Who was protecting Greaves?
And more importantly, who was still out there helping him now?
I sat on the couch and stared at my badge. It felt heavy.
Like guilt.
---
The next morning, Marcus called me from the field.
“Lana,” he said, voice tight. “We got a problem.”
“Another body?”
“No. Worse.”
My chest locked.
“What happened?”
“Someone broke into Juno’s apartment. Wrecked the place. Took her laptop, external drives, backup batteries everything. But didn’t touch a dollar, jewelry, or tech.”
My blood ran cold.
“They knew what they were looking for,” I said.
“She’s okay,” he added. “Shaken, but okay. She called it in.”
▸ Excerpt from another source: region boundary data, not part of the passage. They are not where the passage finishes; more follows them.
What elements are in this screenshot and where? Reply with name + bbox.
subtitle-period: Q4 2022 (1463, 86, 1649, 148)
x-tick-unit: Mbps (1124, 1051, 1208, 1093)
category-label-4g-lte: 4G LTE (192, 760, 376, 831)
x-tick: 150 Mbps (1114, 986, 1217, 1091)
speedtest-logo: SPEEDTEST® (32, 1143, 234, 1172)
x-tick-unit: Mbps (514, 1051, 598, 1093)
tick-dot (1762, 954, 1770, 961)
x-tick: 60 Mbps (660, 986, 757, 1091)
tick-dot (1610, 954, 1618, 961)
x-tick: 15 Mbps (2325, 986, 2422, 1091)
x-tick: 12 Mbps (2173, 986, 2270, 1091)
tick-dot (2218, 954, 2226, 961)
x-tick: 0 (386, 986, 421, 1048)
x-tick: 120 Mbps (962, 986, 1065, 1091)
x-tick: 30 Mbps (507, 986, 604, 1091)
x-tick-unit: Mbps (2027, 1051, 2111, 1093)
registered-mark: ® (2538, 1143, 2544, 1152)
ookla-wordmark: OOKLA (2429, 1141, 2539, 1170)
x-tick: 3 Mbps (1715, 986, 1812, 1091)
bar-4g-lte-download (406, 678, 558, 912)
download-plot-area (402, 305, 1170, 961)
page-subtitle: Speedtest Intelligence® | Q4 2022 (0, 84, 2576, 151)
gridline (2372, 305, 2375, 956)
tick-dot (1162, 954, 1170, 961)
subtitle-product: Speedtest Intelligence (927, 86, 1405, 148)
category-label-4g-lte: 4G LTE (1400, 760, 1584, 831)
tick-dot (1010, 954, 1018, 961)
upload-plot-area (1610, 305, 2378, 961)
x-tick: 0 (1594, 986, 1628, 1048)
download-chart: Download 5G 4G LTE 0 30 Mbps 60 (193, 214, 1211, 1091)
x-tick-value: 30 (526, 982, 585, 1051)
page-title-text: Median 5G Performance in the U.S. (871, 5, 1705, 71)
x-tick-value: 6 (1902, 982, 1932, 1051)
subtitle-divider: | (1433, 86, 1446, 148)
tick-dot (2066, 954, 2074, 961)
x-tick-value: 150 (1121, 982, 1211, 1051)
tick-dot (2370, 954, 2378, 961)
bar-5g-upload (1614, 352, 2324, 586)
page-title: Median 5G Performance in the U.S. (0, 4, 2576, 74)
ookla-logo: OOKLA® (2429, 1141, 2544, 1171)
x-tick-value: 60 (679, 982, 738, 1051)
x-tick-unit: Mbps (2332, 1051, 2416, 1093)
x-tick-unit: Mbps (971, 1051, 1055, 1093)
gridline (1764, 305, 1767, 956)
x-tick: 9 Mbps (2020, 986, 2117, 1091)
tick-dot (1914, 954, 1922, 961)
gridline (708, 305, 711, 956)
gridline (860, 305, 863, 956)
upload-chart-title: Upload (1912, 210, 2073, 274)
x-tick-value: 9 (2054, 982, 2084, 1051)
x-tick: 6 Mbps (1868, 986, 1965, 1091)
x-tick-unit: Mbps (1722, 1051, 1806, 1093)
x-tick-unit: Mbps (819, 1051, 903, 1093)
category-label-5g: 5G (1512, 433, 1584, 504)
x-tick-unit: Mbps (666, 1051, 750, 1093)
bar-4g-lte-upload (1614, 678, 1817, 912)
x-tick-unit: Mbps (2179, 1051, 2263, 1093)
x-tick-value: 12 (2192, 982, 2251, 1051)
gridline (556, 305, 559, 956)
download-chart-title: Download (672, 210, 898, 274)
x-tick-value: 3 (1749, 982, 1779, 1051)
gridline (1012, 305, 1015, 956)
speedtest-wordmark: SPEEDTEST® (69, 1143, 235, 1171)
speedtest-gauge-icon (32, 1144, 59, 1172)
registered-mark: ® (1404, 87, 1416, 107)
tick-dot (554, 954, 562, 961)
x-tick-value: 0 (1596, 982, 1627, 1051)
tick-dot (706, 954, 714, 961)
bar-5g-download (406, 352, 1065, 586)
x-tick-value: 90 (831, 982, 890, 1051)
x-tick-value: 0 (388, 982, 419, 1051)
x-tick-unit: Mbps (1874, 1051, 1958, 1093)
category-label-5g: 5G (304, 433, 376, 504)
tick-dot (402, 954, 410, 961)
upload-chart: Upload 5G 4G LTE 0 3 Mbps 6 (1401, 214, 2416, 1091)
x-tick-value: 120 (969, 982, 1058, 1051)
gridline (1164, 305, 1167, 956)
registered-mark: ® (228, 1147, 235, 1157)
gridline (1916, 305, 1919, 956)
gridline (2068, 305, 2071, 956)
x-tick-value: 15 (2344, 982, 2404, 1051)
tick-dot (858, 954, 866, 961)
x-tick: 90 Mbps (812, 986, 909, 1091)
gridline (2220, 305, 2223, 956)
“Did she tell them what she found?”
“No. Not yet.”
I looked at the clock. It was 7:13 AM.
They were moving faster now.
Sloppier.
Or maybe just bolder.
Either way, we were running out of time.
---
By midday, I was back at Hillcroft.
Round two with the devil.
This time, I didn’t bother with pleasantries.
“You lied,” I said, tossing a printout of the redacted file onto the table.
Greaves looked at it, then smiled.
“I never lied,” he said calmly. “I just... curated.”
I leaned over the table. “Did Hoyt help you?”
He smiled wider.
“That man bled art,” he said.
I slammed my palm down. “Give me a name.”
“I gave you a path,” he replied. “You’re the one who chose to walk it.”
My fists clenched.
“Tell me who’s killing for you now.”
He leaned in, eyes boring into mine like needles.
“They’re not killing for me,” he whispered. “They’re killing because of you.”
I froze.
“What?”
“You inspired them. Your obsession. Your fear. Your hunger for truth.”
He smiled again. “You made them brave.”